Before the Italian government issued this decree, the rights of delivery workers had been defined in the Courts case by case. This being unsustainable, the legislature took it upon themselves to deal with the issue. However, this “created confusion because there is no understanding of how the work is carried out or organised,” Seghezzi explains. The law prohibits or limits the variable percentage of piecework, whereby workers are paid based on the number of deliveries they make, and instead stipulates that they receive a fixed hourly rate. “But if I earn five euro per hour and three euro per delivery, there is no incentive to deliver more, it keeps salaries low because there are two daily peaks in a rider’s work – lunch and dinner time,” says Seghezzi. “A set schedule would be limited to just a few hours per day, so those who manage to make four deliveries an hour will be constrained.”
Trying to classify these workers within the traditional categories stretches the definitions because piecework is not illegal as such.
Though being a rider still offers little employment protection, it can be well paid as they go higher up the App’s rankings.

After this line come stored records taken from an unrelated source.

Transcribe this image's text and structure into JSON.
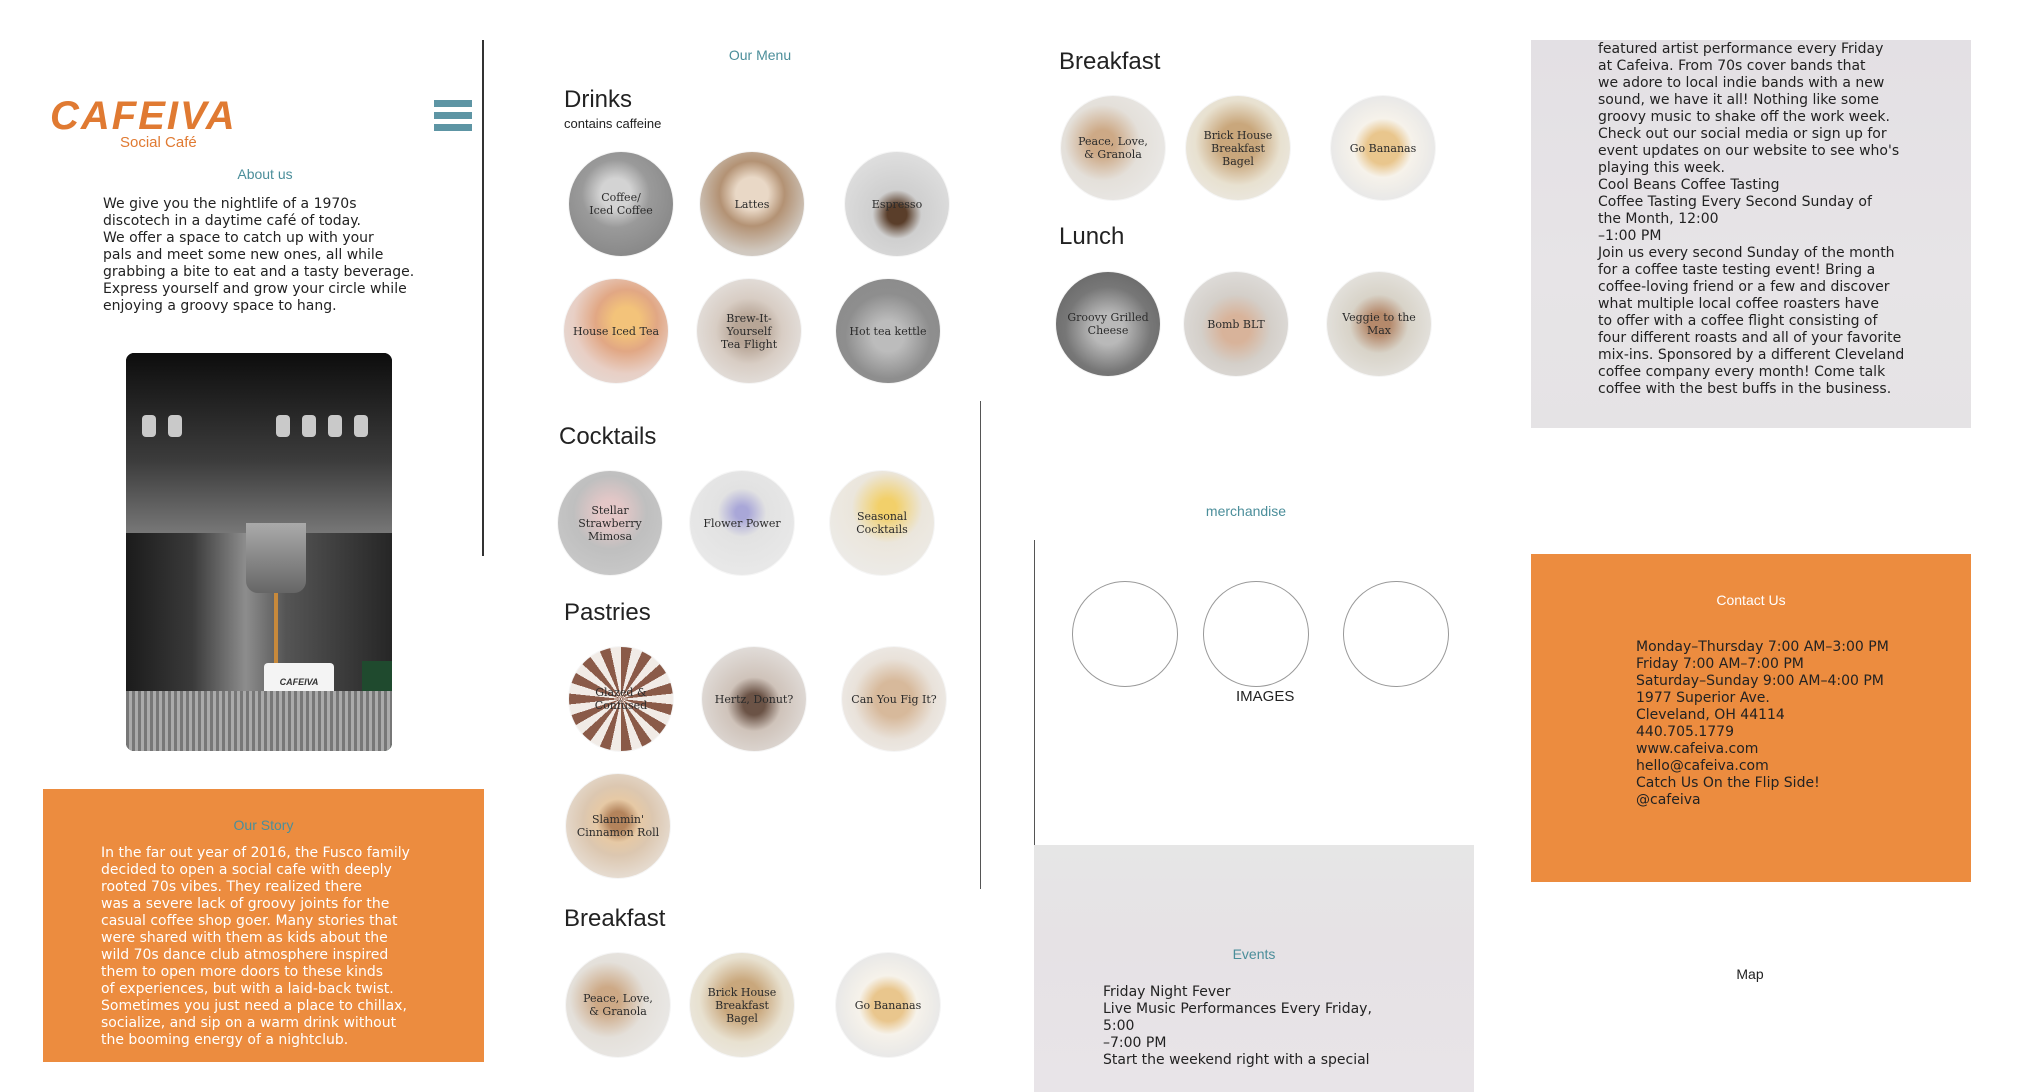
{
  "brand": {
    "logo_text": "CAFEIVA",
    "logo_sub": "Social Café",
    "menu_icon": "hamburger-menu-icon"
  },
  "about": {
    "heading": "About us",
    "text": "We give you the nightlife of a 1970s\ndiscotech in a daytime café of today.\nWe offer a space to catch up with your\npals and meet some new ones, all while\ngrabbing a bite to eat and a tasty beverage.\nExpress yourself and grow your circle while\nenjoying a groovy space to hang.",
    "cup_label": "CAFEIVA"
  },
  "story": {
    "heading": "Our Story",
    "text": "In the far out year of 2016, the Fusco family\ndecided to open a social cafe with deeply\nrooted 70s vibes. They realized there\nwas a severe lack of groovy joints for the\ncasual coffee shop goer. Many stories that\nwere shared with them as kids about the\nwild 70s dance club atmosphere inspired\nthem to open more doors to these kinds\nof experiences, but with a laid-back twist.\nSometimes you just need a place to chillax,\nsocialize, and sip on a warm drink without\nthe booming energy of a nightclub."
  },
  "menu": {
    "heading": "Our Menu",
    "drinks": {
      "title": "Drinks",
      "subtitle": "contains caffeine",
      "items": [
        "Coffee/\nIced Coffee",
        "Lattes",
        "Espresso",
        "House Iced Tea",
        "Brew-It-Yourself\nTea Flight",
        "Hot tea kettle"
      ]
    },
    "cocktails": {
      "title": "Cocktails",
      "items": [
        "Stellar Strawberry\nMimosa",
        "Flower Power",
        "Seasonal\nCocktails"
      ]
    },
    "pastries": {
      "title": "Pastries",
      "items": [
        "Glazed & Confused",
        "Hertz, Donut?",
        "Can You Fig It?",
        "Slammin'\nCinnamon Roll"
      ]
    },
    "breakfast": {
      "title": "Breakfast",
      "items": [
        "Peace, Love,\n& Granola",
        "Brick House\nBreakfast Bagel",
        "Go Bananas"
      ]
    },
    "lunch": {
      "title": "Lunch",
      "items": [
        "Groovy Grilled\nCheese",
        "Bomb BLT",
        "Veggie to the Max"
      ]
    }
  },
  "merch": {
    "heading": "merchandise",
    "images_label": "IMAGES"
  },
  "events": {
    "heading": "Events",
    "text": "Friday Night Fever\nLive Music Performances Every Friday,\n5:00\n–7:00 PM\nStart the weekend right with a special"
  },
  "event_card": {
    "text": "featured artist performance every Friday\nat Cafeiva. From 70s cover bands that\nwe adore to local indie bands with a new\nsound, we have it all! Nothing like some\ngroovy music to shake off the work week.\nCheck out our social media or sign up for\nevent updates on our website to see who's\nplaying this week.\nCool Beans Coffee Tasting\nCoffee Tasting Every Second Sunday of\nthe Month, 12:00\n–1:00 PM\nJoin us every second Sunday of the month\nfor a coffee taste testing event! Bring a\ncoffee-loving friend or a few and discover\nwhat multiple local coffee roasters have\nto offer with a coffee flight consisting of\nfour different roasts and all of your favorite\nmix-ins. Sponsored by a different Cleveland\ncoffee company every month! Come talk\ncoffee with the best buffs in the business."
  },
  "contact": {
    "heading": "Contact Us",
    "lines": [
      "Monday–Thursday 7:00 AM–3:00 PM",
      "Friday 7:00 AM–7:00 PM",
      "Saturday–Sunday 9:00 AM–4:00 PM",
      "1977 Superior Ave.",
      "Cleveland, OH 44114",
      "440.705.1779",
      "www.cafeiva.com",
      "hello@cafeiva.com",
      "Catch Us On the Flip Side!",
      "@cafeiva"
    ]
  },
  "map": {
    "label": "Map"
  },
  "colors": {
    "orange": "#ec8c3f",
    "teal": "#4b8e9a",
    "logo": "#e07a32"
  }
}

Riders who have been working the longest can earn up to 2,000 euro a month before tax. Many platforms already do pay a minimum wage so the introduction of a ceiling could be detrimental to them. Indeed, one group of riders has rebelled against the measures outlined in the decree with five hundred of them signing a letter widely criticised by other riders.
Although at least one of the points raised in the decree confirms elements in the bill of rights already adopted by certain groups of riders and gig economy workers, including the obligation for platforms to provide insurance cover by INAIL (National Institute for Insurance against Accidents at Work), the thorny question of the ceiling on earnings remains. “Trying to classify these workers within the traditional categories stretches the definitions because piecework is not illegal as such and this could seriously upset the market,” Seghezzi explains. Legislation aims to reach a collective contract where some provisions can be waived, though little progress has been made so far.
Confusion still remains then, and contradictions became even more evident during the coronavirus emergency. From Milan to Bologna, riders protested and demanded gloves and masks.
Once again, it was the Courts who made the decisions. First in Florence and then Rome, they established that food delivery companies were obliged to provide their workers with gloves, face masks and hand sanitisers. That was until the Public Prosecutor’s Office in Milan opened a fact-finding enquiry to clarify what constituted suitable safety equipment. They also investigated potential cases of illegal work by constantly monitoring road accidents involving riders, while the department responsible for prevention at the Court in Milan ordered the appointment of a judicial administrator to oversee Uber Italy.
The judicial administrator for Uber Eats has met with the workers group ‘Rider per i Diritti’ (Riders for Rights). This national autonomous trade union of delivery workers was formed on May 1 and aims to reach an agreement on a series of guidelines and proposals to broaden the protection of workers and, ultimately, regulate the whole food delivery sector.
During this process it will be key to cooperate with Assodelivery, the first association of companies in the food delivery category comprising representatives of Deliveroo, Glovo, JustEat, Uber Eats and the Italian company Social Food. “If a collective contract were drawn up, this type of work could be better defined,” Seghezzi says. The time has come to put theory into practice.